Experiment Test Plan: Ad Scheduling Policy B vs A
Context
-
Objective: Evaluate a new ad scheduling policy (B) against status quo (A).
-
Readout window: 2025-08-26 to 2025-09-01 (inclusive), i.e., last 7 days ending today (2025-09-01).
-
Users can interact across web, iOS, and Android with multiple impressions per day. Known seasonality by day-of-week and time-of-day. Some creatives are long-form video.
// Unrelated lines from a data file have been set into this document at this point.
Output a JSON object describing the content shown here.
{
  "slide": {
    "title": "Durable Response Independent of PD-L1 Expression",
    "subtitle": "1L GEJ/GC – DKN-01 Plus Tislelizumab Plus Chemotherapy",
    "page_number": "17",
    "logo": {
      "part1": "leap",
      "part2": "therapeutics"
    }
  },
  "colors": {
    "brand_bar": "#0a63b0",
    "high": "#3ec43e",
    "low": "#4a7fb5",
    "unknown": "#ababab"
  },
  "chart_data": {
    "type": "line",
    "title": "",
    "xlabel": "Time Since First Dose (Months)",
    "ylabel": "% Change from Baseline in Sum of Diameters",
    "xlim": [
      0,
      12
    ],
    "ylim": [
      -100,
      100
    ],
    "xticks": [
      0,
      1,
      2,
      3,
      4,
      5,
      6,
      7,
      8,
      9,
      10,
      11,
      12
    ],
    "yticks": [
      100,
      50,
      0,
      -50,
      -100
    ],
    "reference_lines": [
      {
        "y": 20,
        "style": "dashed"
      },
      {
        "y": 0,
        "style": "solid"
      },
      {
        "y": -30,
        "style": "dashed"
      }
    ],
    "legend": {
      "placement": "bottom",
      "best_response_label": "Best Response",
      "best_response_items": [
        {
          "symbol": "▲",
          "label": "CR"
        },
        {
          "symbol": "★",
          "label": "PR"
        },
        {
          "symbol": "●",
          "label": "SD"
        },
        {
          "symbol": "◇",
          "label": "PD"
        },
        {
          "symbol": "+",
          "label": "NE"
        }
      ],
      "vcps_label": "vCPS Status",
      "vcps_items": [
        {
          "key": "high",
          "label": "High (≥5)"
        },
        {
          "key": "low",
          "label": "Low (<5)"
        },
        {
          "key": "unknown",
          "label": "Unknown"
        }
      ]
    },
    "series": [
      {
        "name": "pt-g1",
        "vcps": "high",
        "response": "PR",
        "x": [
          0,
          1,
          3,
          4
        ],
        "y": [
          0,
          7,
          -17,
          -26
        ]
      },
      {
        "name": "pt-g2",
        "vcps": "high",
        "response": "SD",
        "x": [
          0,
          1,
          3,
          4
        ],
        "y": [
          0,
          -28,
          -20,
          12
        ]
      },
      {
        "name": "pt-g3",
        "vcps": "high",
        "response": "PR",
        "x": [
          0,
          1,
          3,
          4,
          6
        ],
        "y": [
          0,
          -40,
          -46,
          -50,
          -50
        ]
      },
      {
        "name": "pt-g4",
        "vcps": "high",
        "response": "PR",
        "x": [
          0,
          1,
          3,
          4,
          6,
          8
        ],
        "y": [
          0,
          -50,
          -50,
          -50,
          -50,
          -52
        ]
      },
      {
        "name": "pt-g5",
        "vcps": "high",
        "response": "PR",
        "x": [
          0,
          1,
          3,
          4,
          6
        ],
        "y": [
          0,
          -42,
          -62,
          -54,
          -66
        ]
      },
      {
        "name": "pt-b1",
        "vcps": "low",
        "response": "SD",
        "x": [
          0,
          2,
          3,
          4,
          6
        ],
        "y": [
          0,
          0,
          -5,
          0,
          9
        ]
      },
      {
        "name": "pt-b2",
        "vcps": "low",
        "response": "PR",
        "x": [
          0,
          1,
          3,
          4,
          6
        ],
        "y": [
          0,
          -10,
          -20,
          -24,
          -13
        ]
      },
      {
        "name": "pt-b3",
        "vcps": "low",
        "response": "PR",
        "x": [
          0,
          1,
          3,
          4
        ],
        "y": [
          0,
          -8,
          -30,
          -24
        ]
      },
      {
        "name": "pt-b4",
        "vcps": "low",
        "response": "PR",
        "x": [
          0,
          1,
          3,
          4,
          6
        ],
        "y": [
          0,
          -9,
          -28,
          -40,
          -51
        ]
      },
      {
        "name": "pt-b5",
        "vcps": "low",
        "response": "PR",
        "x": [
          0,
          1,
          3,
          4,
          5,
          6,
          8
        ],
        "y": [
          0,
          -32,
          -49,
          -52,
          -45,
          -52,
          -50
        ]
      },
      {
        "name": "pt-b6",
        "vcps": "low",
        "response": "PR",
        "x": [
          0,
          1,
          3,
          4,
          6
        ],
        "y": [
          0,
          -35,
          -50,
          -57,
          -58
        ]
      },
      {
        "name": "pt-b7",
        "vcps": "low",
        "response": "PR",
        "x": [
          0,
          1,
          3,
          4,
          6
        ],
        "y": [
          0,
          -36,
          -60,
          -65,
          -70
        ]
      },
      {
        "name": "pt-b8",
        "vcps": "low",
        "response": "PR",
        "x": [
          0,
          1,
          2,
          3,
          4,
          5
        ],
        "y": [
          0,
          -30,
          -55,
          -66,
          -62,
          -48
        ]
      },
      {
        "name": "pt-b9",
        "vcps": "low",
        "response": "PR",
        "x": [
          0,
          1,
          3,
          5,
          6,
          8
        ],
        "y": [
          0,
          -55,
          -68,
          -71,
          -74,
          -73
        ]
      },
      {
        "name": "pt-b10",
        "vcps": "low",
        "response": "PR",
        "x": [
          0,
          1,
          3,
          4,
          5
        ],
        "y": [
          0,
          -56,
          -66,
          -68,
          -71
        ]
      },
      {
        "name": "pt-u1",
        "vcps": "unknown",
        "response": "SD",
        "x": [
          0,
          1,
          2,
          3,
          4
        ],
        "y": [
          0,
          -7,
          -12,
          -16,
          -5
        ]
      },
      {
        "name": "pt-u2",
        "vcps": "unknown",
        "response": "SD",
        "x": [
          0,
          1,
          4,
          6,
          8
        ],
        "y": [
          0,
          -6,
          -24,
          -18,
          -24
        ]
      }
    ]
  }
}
Offline conversions (site visits) arrive with a 24–48 hour delay.
-
Primary KPI: watch_time_per_impression (seconds).
-
Guardrails: CTR, skip_rate, daily_active_users (DAU), complaint_rate.
Tasks
Provide a precise test plan and analysis procedure addressing the following, with justifications:
-
Randomization unit and exposure control
-
Choose user-level, device-level, or impression-level randomization.
-
Describe exposure caps and how to prevent cross-contamination across platforms and time slots.
-
Specify the hashing/bucketing key.
-
Stratification and variance reduction
-
Specify strata (e.g., platform × day-of-week × time-slot).
-
State whether CUPED will be used, with exact pre-period dates.
-
Define the CUPED covariate and show the adjusted estimator formula.
-
Metric definitions
-
Formalize primary KPI and guardrails (numerators/denominators).
-
State whether analysis is intent-to-treat.
-
Explicitly handle zeros and outliers (e.g., winsorization rules).
-
Tail choice and statistical test
-
Justify one-tailed vs two-tailed for the primary KPI.
-
Choose an appropriate test (e.g., Welch’s t, stratified difference-in-means, or permutation) and provide the test statistic.
-
Sample size and stopping
-
Compute or outline the per-variant sample size for a +5% lift in mean watch_time_per_impression, baseline mean 42s, SD 55s, alpha=0.05 (two-sided), power=0.8.
-
Describe any sequential monitoring rule (e.g., always-valid methods) if interim looks are planned.
-
Readout
-
Define the exact 95% CI to report and how to pool across strata.
-
Explain multiple-testing adjustments for guardrails (e.g., Holm).
-
Include at least two diagnostic checks for randomization balance and two for seasonality/novelty effects.
-
Sensitivity to delayed offline conversions
-
Describe how you would re-run the analysis if offline conversions are incomplete for the last 48 hours, and how that affects the readout window.